C'est avec cet état d'esprit que nous aborderons la découverte de ce continent du bout du monde. Non comme une sorte de " survol en trois leçons " , la vie en trois chapitres, le monde en 9 pages. Mais avec l'esprit d'une impression d'ensemble, grâce au recul de l'espace et du temps, qui permet de conserver précieusement de trois voyages dans l'hémisphère austral des restes fabuleux, quand on a oublié les détails de la route, certainement des noms aussi, mais que l'on a gardé intacts les sentiments, les émotions, le plaisir, les couleurs, les sensations, les surprises, les chocs.
 
Une première " impression " plutôt dans la figuration de ce qui imprime la rétine avant la mémoire ou plus encore le sentiment, va consister à décrire quatre panneaux routiers communs à l'Australie, une approche amusante qui donne une première teinture du pays.
 
Une première image est celle qui annonce Route inondable. Elle contient en elle-même un paradoxe, car ce continent est à la fois extraordinairement sec pendant de grandes périodes, et lorsque les pluies surviennent, l'eau envahit, recouvre, submerge les routes, en saison, au point d'empêcher les véhicules d'avancer.

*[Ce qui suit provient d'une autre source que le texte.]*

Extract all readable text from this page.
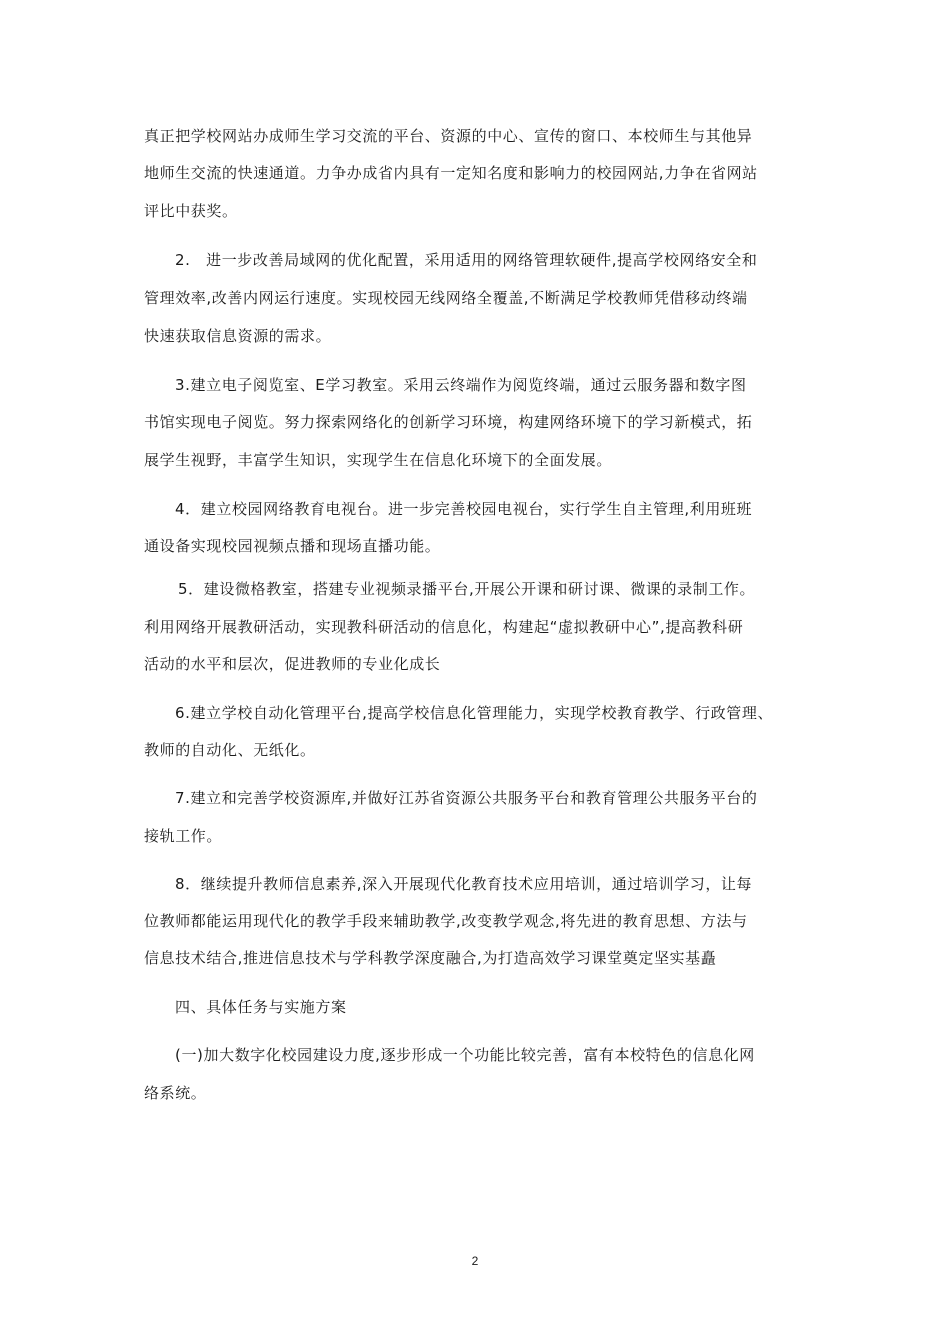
真正把学校网站办成师生学习交流的平台、资源的中心、宣传的窗口、本校师生与其他异
地师生交流的快速通道。力争办成省内具有一定知名度和影响力的校园网站,力争在省网站
评比中获奖。
2.　进一步改善局域网的优化配置，采用适用的网络管理软硬件,提高学校网络安全和
管理效率,改善内网运行速度。实现校园无线网络全覆盖,不断满足学校教师凭借移动终端
快速获取信息资源的需求。
3.建立电子阅览室、E学习教室。采用云终端作为阅览终端，通过云服务器和数字图
书馆实现电子阅览。努力探索网络化的创新学习环境，构建网络环境下的学习新模式，拓
展学生视野，丰富学生知识，实现学生在信息化环境下的全面发展。
4．建立校园网络教育电视台。进一步完善校园电视台，实行学生自主管理,利用班班
通设备实现校园视频点播和现场直播功能。
5．建设微格教室，搭建专业视频录播平台,开展公开课和研讨课、微课的录制工作。
利用网络开展教研活动，实现教科研活动的信息化，构建起“虚拟教研中心”,提高教科研
活动的水平和层次，促进教师的专业化成长
6.建立学校自动化管理平台,提高学校信息化管理能力，实现学校教育教学、行政管理、
教师的自动化、无纸化。
7.建立和完善学校资源库,并做好江苏省资源公共服务平台和教育管理公共服务平台的
接轨工作。
8．继续提升教师信息素养,深入开展现代化教育技术应用培训，通过培训学习，让每
位教师都能运用现代化的教学手段来辅助教学,改变教学观念,将先进的教育思想、方法与
信息技术结合,推进信息技术与学科教学深度融合,为打造高效学习课堂奠定坚实基矗
四、具体任务与实施方案
(一)加大数字化校园建设力度,逐步形成一个功能比较完善，富有本校特色的信息化网
络系统。
2
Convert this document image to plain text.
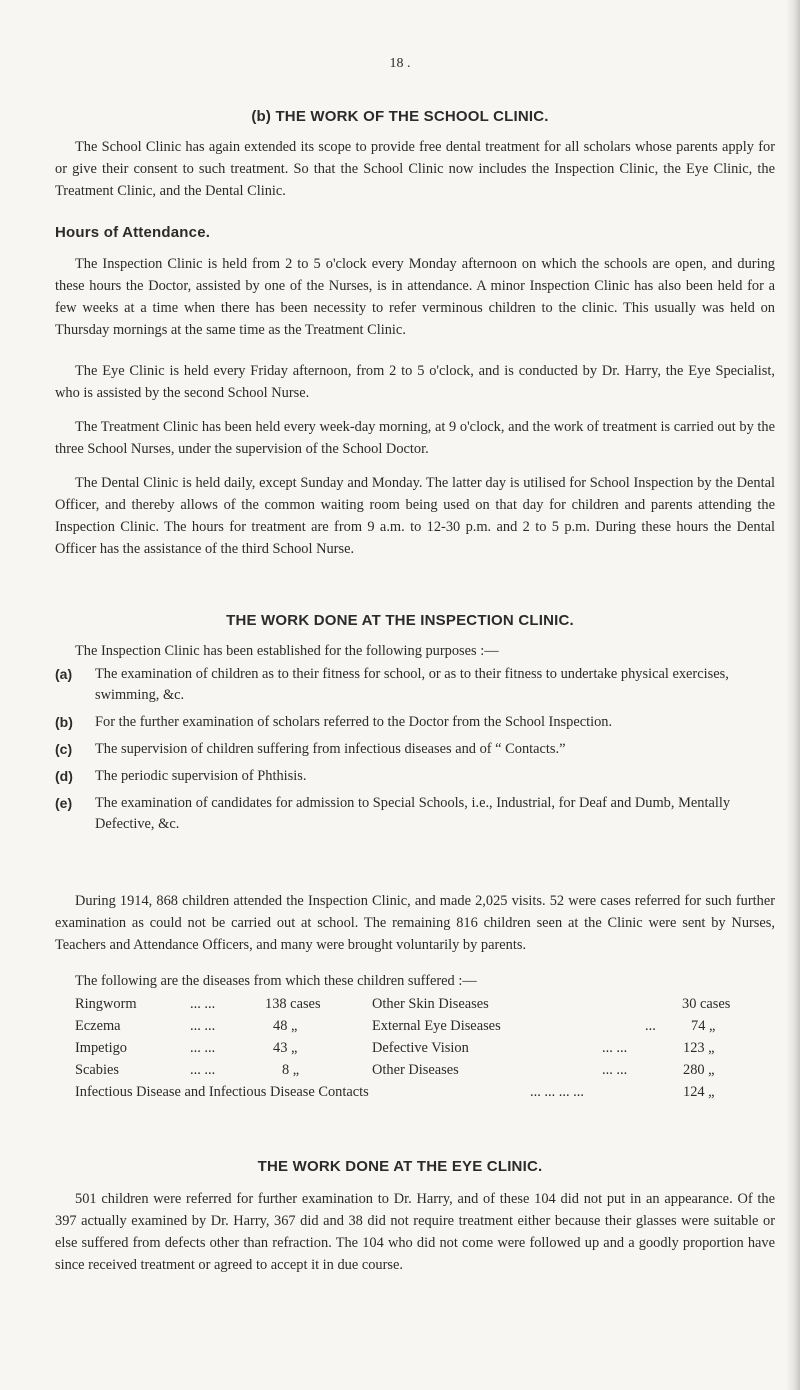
18 .
(b) THE WORK OF THE SCHOOL CLINIC.
The School Clinic has again extended its scope to provide free dental treatment for all scholars whose parents apply for or give their consent to such treatment. So that the School Clinic now includes the Inspection Clinic, the Eye Clinic, the Treatment Clinic, and the Dental Clinic.
Hours of Attendance.
The Inspection Clinic is held from 2 to 5 o'clock every Monday afternoon on which the schools are open, and during these hours the Doctor, assisted by one of the Nurses, is in attendance. A minor Inspection Clinic has also been held for a few weeks at a time when there has been necessity to refer verminous children to the clinic. This usually was held on Thursday mornings at the same time as the Treatment Clinic.
The Eye Clinic is held every Friday afternoon, from 2 to 5 o'clock, and is conducted by Dr. Harry, the Eye Specialist, who is assisted by the second School Nurse.
The Treatment Clinic has been held every week-day morning, at 9 o'clock, and the work of treatment is carried out by the three School Nurses, under the supervision of the School Doctor.
The Dental Clinic is held daily, except Sunday and Monday. The latter day is utilised for School Inspection by the Dental Officer, and thereby allows of the common waiting room being used on that day for children and parents attending the Inspection Clinic. The hours for treatment are from 9 a.m. to 12-30 p.m. and 2 to 5 p.m. During these hours the Dental Officer has the assistance of the third School Nurse.
THE WORK DONE AT THE INSPECTION CLINIC.
The Inspection Clinic has been established for the following purposes :—
(a) The examination of children as to their fitness for school, or as to their fitness to undertake physical exercises, swimming, &c.
(b) For the further examination of scholars referred to the Doctor from the School Inspection.
(c) The supervision of children suffering from infectious diseases and of “ Contacts.”
(d) The periodic supervision of Phthisis.
(e) The examination of candidates for admission to Special Schools, i.e., Industrial, for Deaf and Dumb, Mentally Defective, &c.
During 1914, 868 children attended the Inspection Clinic, and made 2,025 visits. 52 were cases referred for such further examination as could not be carried out at school. The remaining 816 children seen at the Clinic were sent by Nurses, Teachers and Attendance Officers, and many were brought voluntarily by parents.
The following are the diseases from which these children suffered :—
Ringworm	... ...	138 cases	Other Skin Diseases	30 cases
Eczema	... ...	48 „	External Eye Diseases	... 74 „
Impetigo	... ...	43 „	Defective Vision	... ...	123 „
Scabies	... ...	8 „	Other Diseases	... ...	280 „
Infectious Disease and Infectious Disease Contacts	... ... ... ...	124 „
THE WORK DONE AT THE EYE CLINIC.
501 children were referred for further examination to Dr. Harry, and of these 104 did not put in an appearance. Of the 397 actually examined by Dr. Harry, 367 did and 38 did not require treatment either because their glasses were suitable or else suffered from defects other than refraction. The 104 who did not come were followed up and a goodly proportion have since received treatment or agreed to accept it in due course.
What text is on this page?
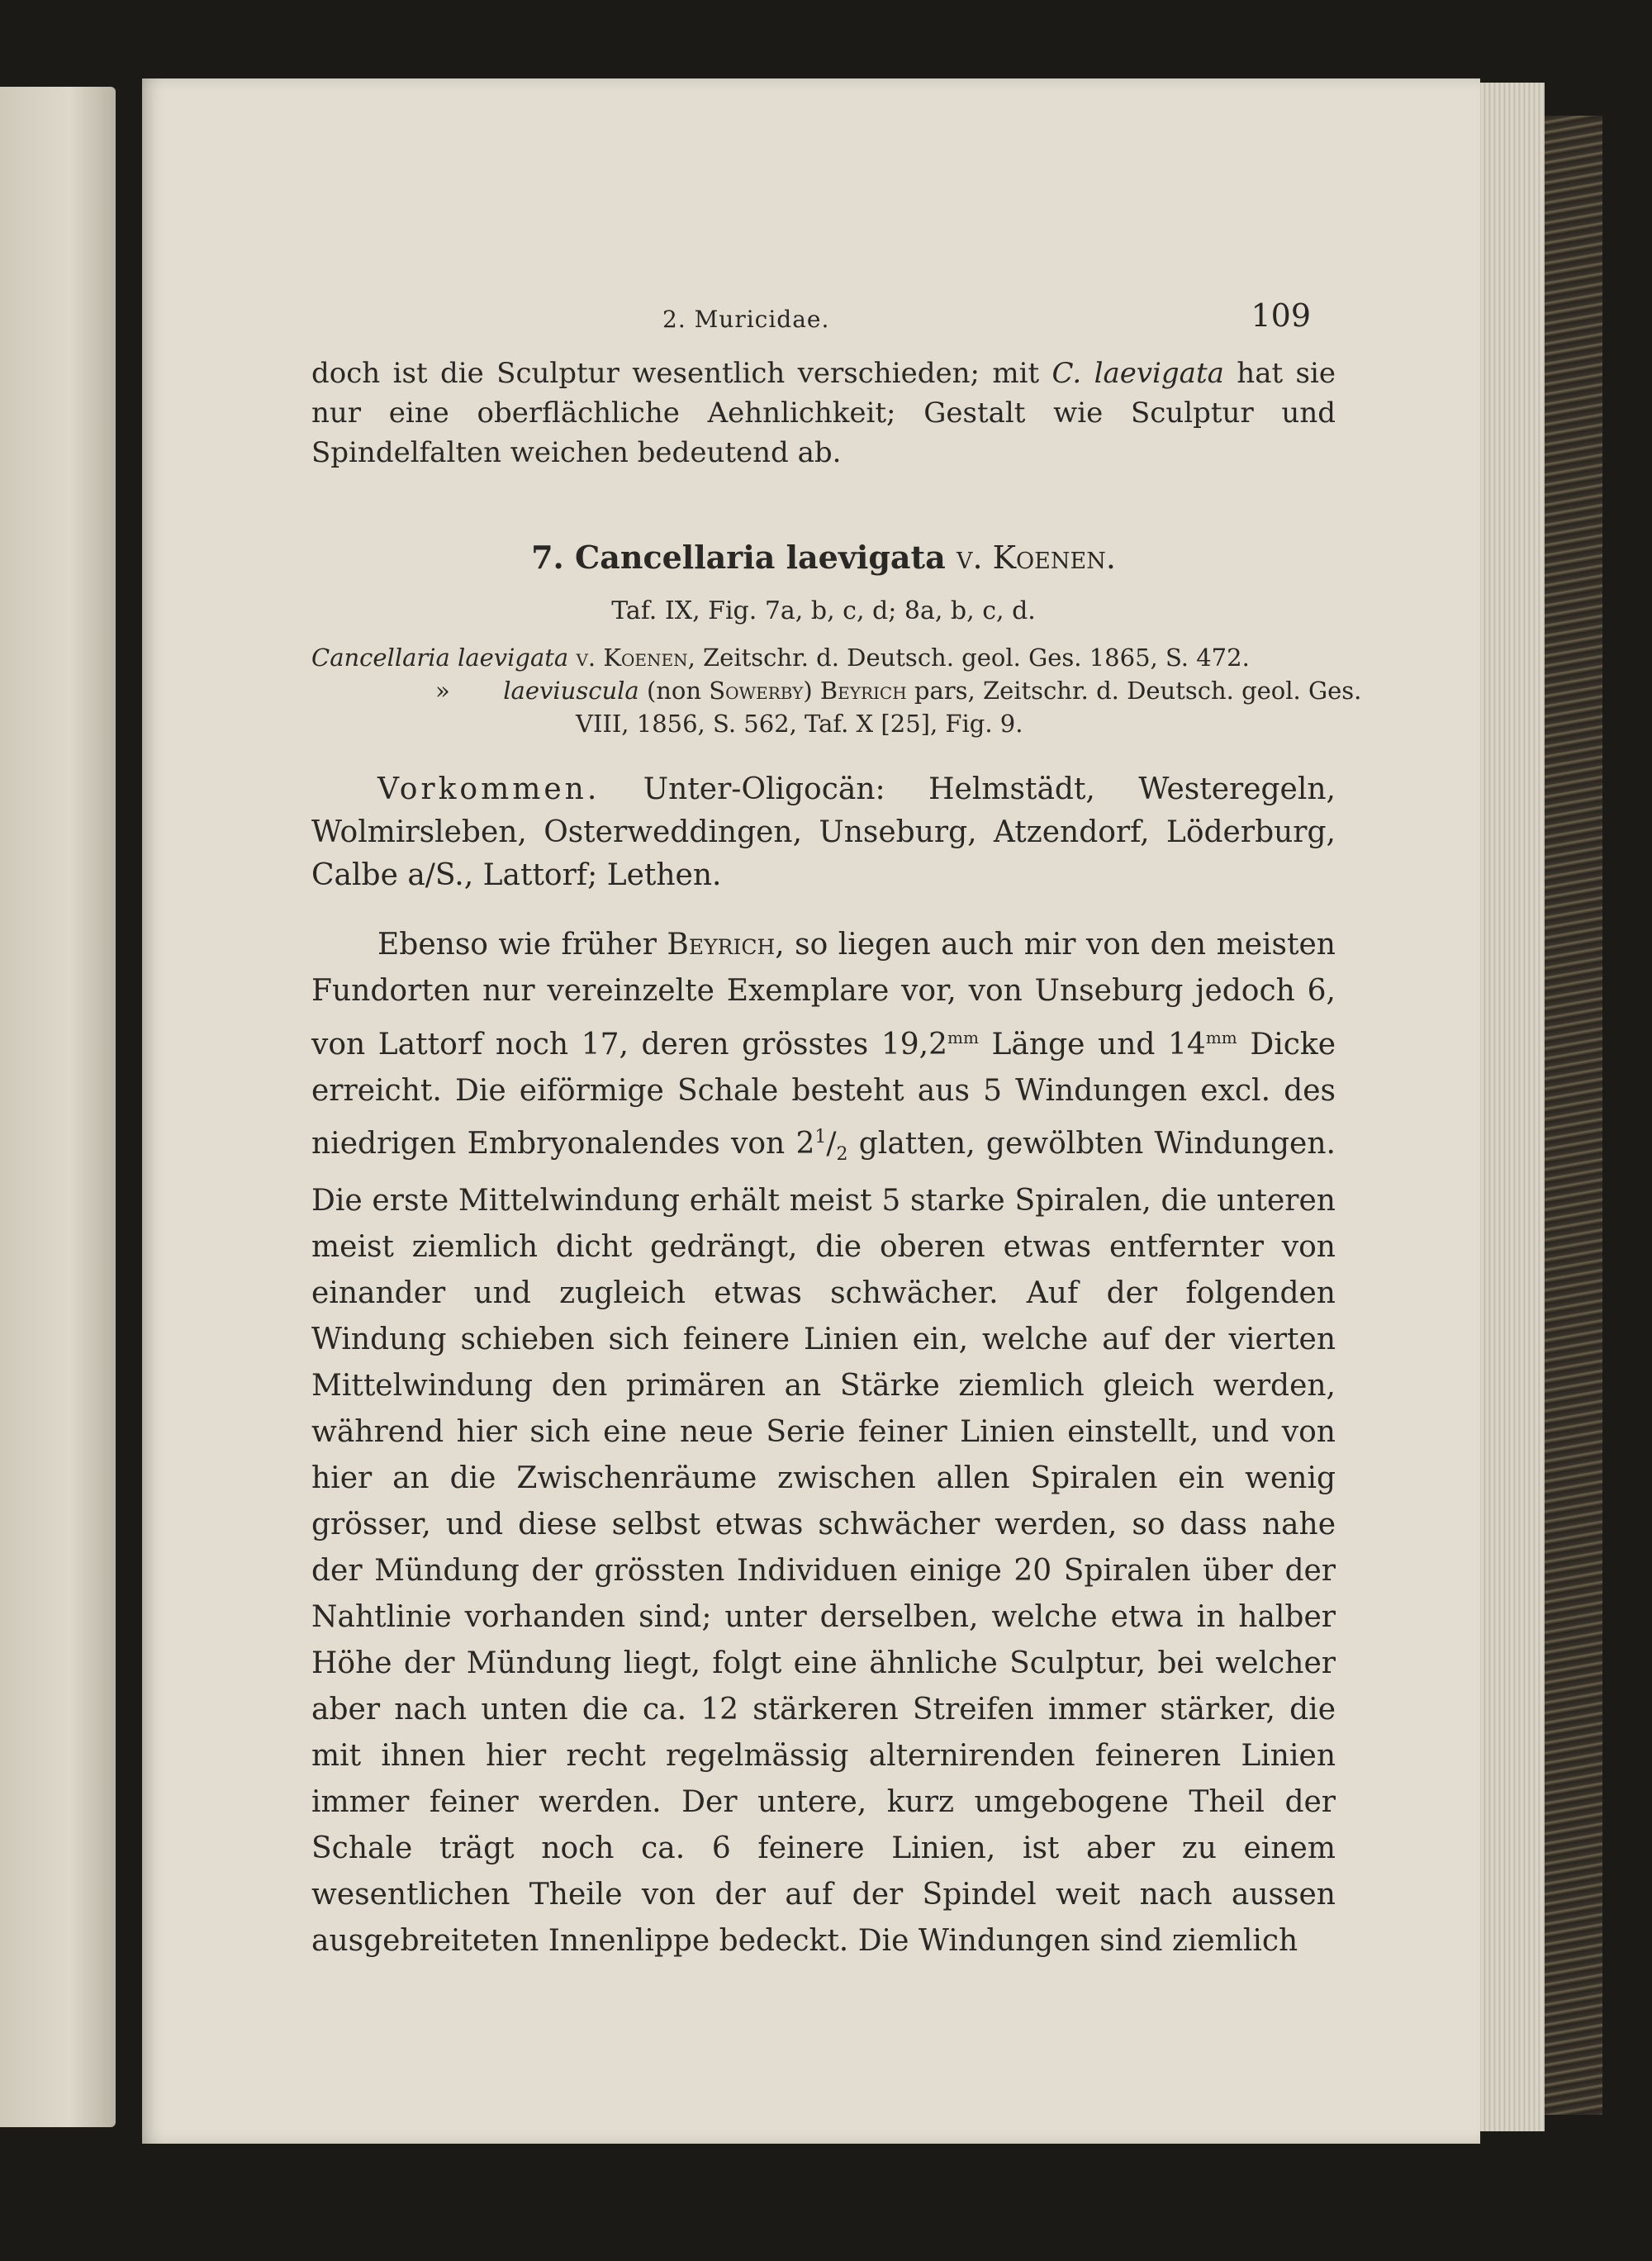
2. Muricidae.	109

doch ist die Sculptur wesentlich verschieden; mit C. laevigata hat sie nur eine oberflächliche Aehnlichkeit; Gestalt wie Sculptur und Spindelfalten weichen bedeutend ab.

7. Cancellaria laevigata v. Koenen.
Taf. IX, Fig. 7a, b, c, d; 8a, b, c, d.
Cancellaria laevigata v. Koenen, Zeitschr. d. Deutsch. geol. Ges. 1865, S. 472.
» laeviuscula (non Sowerby) Beyrich pars, Zeitschr. d. Deutsch. geol. Ges.
VIII, 1856, S. 562, Taf. X [25], Fig. 9.

Vorkommen. Unter-Oligocän: Helmstädt, Westeregeln, Wolmirsleben, Osterweddingen, Unseburg, Atzendorf, Löderburg, Calbe a/S., Lattorf; Lethen.

Ebenso wie früher Beyrich, so liegen auch mir von den meisten Fundorten nur vereinzelte Exemplare vor, von Unseburg jedoch 6, von Lattorf noch 17, deren grösstes $19,2^{mm}$ Länge und $14^{mm}$ Dicke erreicht. Die eiförmige Schale besteht aus 5 Windungen excl. des niedrigen Embryonalendes von $2^1/_2$ glatten, gewölbten Windungen. Die erste Mittelwindung erhält meist 5 starke Spiralen, die unteren meist ziemlich dicht gedrängt, die oberen etwas entfernter von einander und zugleich etwas schwächer. Auf der folgenden Windung schieben sich feinere Linien ein, welche auf der vierten Mittelwindung den primären an Stärke ziemlich gleich werden, während hier sich eine neue Serie feiner Linien einstellt, und von hier an die Zwischenräume zwischen allen Spiralen ein wenig grösser, und diese selbst etwas schwächer werden, so dass nahe der Mündung der grössten Individuen einige 20 Spiralen über der Nahtlinie vorhanden sind; unter derselben, welche etwa in halber Höhe der Mündung liegt, folgt eine ähnliche Sculptur, bei welcher aber nach unten die ca. 12 stärkeren Streifen immer stärker, die mit ihnen hier recht regelmässig alternirenden feineren Linien immer feiner werden. Der untere, kurz umgebogene Theil der Schale trägt noch ca. 6 feinere Linien, ist aber zu einem wesentlichen Theile von der auf der Spindel weit nach aussen ausgebreiteten Innenlippe bedeckt. Die Windungen sind ziemlich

Et il existe alors de drôles de poteaux de repérage, en bordure de route ou de piste, gradués en décimètres, qui mesurent la hauteur du flot pour permettre aux véhicules d'évaluer leur capacité de passage ou non.
Naturellement, durant une longue période de l'année, ces instruments n'ont pas d'usage!
 
Une deuxième illustration est celle qui dit Beware of roads trains, prenez garde aux trains de la route. Ce véhicule est LA spécialité australienne, un assemblage de remorques en nombre variable, accrochées derrière un colossal camion tracteur. Réellement un train, lorsque, comme sur une photographie prise dans le nord ouest, j'avais pu dénombrer 21 essieux de 4 roues chacun, sur 6 remorques plus le train arrière du camion lui-même, soit avec les roues directrices de la cabine un total de 86 probabilités pour le chauffeur de crevaison d'un pneu ! ! Il est utile d'ajouter que ces immenses engins roulent très vite, sont résolument incapables de s'arrêter une fois lancés, ont une très modeste capacité de virage dans les courbes. Heureusement, ils sont adaptés aux routes australiennes, 8 kms de ligne droite, puis une courbe de 6 degrés, puis 15 kms de ligne droite, une courbe de 7 degrés, 12 kms et ainsi de suite. Mais il reste les pistes, de rouge vêtues, un remake du salaire de la peur où votre camping-car doit atteindre une vitesse minimale pour ne plus entendre la vaisselle de vos placards tomber par les portes traumatisées, derrière vous dans l'habitacle, tout en avalant un maximum de poussière, en tentant de conserver l'axe de vos roues, de ne pas déraper. S'il vous arrive de croiser un road-train, la sensation est d'enfer ! 70 mètres de cuirassé métallique brinqueballant à affronter en serrant les dents, les poings, orteils crispés dans les baskets, et en maintenant les yeux ouverts! Quant à doubler un tel engin, cet exploit ne relève que de la mansuétude du chauffeur adverse, qui acceptera de lever le pied, de s'arrêter, ou de vous laisser faire lors d'un arrêt-pipi.

 
 
un "train de la route"
 
 

Le panneau suivant est celui des avis animaliers. Attention, troupeaux, qui peut être remplacé par Kangourous, voire dans certaines régions, à proximité d'un cours d'eau d'allure anodine :
Ne pas se baigner : crocodiles. En réalité ces animaux sont rencontrés de manière épisodique et lointaine, une autruche ou un émeu goûtant à une folâtrie vagabonde en bordure de piste, quelques troupes de kangourous luttant de vitesse avec vous, des bovidés égarés.
 
Le dernier avertissement de voirie est très régulièrement rencontré : GRID vous annonce un panneau triangulaire. Ce qui signifie que vos roues vont croiser une limite de propriété agricole, matérialisée par une zone de grille métallique occupant la voie roulante, qui a pour objet d'empêcher le bétail de franchir cet obstacle inconfortable, barreaux mobiles laissant les sabots en porte-à-faux avec un large espace. Vos roues à vous vibrent là-dessus au passage de manière caractéristique. Les propriétés étant très vastes, il s'écoule des minutes et des kilomètres entre les marquages.
 
De très loin, en Australie, le motor-home est le moyen le plus aisé d'assurer son autonomie, de parcourir des distances complètement désertes avec son toit sur le dos, de pallier la carence de structures touristiques dans certaines zones. On le verra, ceci dépend des régions, et entraîne aussi des précautions et stratégies sur le plan logistique, pour éviter de se trouver pris au dépourvu en vivres, carburant, eau, et argent liquide. Même un pays si gigantesque, si moderne, si accueillant, montre ses limites dans certains domaines.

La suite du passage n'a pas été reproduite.